We use Python in conjunction with h5py, numpy/scipy and boost::python to do data analysis. Our typical datasets have sizes of up to a few hundred GBs.
HDF5 advantages:
data can be inspected conveniently using the h5view application, h5py/ipython and the h5* commandline tools
APIs are available for different platforms and languages
structure data using groups
annotating data using attributes
worry-free built-in data compression
io on single datasets is fast
HDF5 pitfalls:
Performance breaks down, if a h5 file contains too many datasets/groups (> 1000), because traversing them is very slow. On the other side, io is fast for a few big datasets.
Advanced data queries (SQL like) are clumsy to implement and slow (consider SQLite in that case)
HDF5 is not thread-safe in all cases: one has to ensure, that the library was compiled with the correct options
changing h5 datasets (resize, delete etc.) blows up the file size (in the best case) or is impossible (in the worst case) (the whole h5 file has to be copied to flatten it again)

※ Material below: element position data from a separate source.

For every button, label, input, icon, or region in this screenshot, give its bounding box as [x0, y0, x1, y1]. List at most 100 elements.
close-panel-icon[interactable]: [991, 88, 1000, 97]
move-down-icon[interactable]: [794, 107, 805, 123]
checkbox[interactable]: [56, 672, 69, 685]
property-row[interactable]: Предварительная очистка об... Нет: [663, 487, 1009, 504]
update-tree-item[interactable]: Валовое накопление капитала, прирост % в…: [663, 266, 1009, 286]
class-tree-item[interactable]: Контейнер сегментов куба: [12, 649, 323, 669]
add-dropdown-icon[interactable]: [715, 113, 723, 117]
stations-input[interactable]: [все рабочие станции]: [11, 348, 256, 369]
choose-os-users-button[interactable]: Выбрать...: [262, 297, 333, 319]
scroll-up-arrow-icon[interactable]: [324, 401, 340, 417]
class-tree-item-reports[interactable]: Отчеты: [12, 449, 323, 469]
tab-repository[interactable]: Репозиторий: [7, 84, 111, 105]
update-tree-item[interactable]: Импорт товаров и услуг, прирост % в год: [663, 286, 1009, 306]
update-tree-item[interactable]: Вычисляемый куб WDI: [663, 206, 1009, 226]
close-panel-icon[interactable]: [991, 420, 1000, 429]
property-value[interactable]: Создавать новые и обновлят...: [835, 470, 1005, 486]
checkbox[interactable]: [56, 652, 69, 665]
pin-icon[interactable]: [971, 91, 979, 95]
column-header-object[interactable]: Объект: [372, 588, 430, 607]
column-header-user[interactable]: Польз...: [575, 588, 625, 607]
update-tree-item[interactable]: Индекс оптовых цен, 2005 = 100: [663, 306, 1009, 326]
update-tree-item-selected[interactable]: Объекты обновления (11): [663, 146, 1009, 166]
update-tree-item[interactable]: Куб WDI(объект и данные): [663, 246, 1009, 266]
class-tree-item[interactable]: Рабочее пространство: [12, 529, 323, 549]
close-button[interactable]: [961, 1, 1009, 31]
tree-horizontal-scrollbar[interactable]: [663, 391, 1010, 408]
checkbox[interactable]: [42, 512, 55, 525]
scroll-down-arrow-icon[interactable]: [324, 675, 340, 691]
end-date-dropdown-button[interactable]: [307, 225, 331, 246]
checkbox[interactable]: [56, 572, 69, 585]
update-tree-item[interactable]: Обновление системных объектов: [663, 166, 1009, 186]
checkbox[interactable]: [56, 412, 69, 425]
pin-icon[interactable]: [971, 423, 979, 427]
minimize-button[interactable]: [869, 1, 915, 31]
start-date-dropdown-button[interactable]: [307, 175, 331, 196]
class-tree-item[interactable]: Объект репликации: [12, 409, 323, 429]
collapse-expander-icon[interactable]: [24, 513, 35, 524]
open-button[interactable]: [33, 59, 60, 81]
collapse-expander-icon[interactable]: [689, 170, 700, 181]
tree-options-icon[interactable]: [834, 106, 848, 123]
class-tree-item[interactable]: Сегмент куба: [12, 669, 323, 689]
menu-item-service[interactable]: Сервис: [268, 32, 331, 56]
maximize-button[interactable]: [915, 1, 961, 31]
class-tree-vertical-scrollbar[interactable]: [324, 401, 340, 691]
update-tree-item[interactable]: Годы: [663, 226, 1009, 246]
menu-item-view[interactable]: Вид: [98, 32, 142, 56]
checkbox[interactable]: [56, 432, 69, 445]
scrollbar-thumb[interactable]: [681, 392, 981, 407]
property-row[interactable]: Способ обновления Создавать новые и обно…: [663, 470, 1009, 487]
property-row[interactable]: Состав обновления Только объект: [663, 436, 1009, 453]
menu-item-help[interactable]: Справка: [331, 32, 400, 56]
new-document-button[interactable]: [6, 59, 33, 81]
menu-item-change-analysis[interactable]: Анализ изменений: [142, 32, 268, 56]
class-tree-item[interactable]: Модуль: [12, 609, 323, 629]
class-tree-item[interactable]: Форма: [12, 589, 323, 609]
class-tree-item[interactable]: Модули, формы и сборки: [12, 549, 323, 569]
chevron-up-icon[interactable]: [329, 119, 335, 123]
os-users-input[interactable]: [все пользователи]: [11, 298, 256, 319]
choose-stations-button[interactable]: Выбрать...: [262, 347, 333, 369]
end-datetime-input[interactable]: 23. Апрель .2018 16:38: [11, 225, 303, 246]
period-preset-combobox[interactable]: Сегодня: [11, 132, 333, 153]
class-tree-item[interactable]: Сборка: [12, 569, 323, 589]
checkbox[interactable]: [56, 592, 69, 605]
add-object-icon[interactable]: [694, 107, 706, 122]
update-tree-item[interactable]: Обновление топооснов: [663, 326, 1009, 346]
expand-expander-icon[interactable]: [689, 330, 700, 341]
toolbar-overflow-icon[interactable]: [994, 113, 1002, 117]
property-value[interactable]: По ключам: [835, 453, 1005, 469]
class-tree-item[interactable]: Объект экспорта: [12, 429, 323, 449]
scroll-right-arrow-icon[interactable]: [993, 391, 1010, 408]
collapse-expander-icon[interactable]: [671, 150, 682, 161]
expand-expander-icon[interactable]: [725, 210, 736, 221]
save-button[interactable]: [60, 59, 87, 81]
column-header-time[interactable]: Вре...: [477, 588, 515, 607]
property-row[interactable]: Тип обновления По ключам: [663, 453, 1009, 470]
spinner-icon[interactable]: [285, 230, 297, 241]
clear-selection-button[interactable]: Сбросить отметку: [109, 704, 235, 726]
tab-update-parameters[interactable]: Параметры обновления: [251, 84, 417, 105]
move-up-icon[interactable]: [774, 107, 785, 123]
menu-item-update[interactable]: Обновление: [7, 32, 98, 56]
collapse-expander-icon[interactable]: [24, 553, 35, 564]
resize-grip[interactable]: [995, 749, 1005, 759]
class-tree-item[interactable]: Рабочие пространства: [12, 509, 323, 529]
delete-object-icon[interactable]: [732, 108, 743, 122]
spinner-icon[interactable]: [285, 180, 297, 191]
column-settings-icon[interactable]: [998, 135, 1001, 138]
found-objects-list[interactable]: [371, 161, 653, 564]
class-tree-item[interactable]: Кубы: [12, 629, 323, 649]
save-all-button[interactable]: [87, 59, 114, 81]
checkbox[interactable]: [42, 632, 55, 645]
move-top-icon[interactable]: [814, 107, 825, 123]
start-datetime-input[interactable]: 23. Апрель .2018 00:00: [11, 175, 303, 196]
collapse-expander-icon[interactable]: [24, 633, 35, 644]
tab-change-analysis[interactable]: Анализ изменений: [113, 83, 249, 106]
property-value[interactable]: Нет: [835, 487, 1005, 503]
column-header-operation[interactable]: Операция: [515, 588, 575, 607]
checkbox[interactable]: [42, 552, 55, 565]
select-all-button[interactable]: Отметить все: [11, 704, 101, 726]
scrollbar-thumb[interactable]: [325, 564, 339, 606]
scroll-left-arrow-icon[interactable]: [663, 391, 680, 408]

I don't use Python for stats and tend to deal with relatively small datasets, but it might be worth a moment to check out the CRAN Task View for high-performance computing in R, especially the "Large memory and out-of-memory data" section.
Three reasons:
you can mine the source code of any of those packages for ideas that might help you generally
you might find the package names useful in searching for Python equivalents; a lot of R users are Python users, too
under some circumstances, it might prove convenient to just link to R for a particular analysis using one of the above-linked packages and then draw the results back into Python
Again, I emphasize that this is all way out of my league, and it's certainly possible that you might already know all of this. But perhaps this will prove useful to you or someone working on the same problems.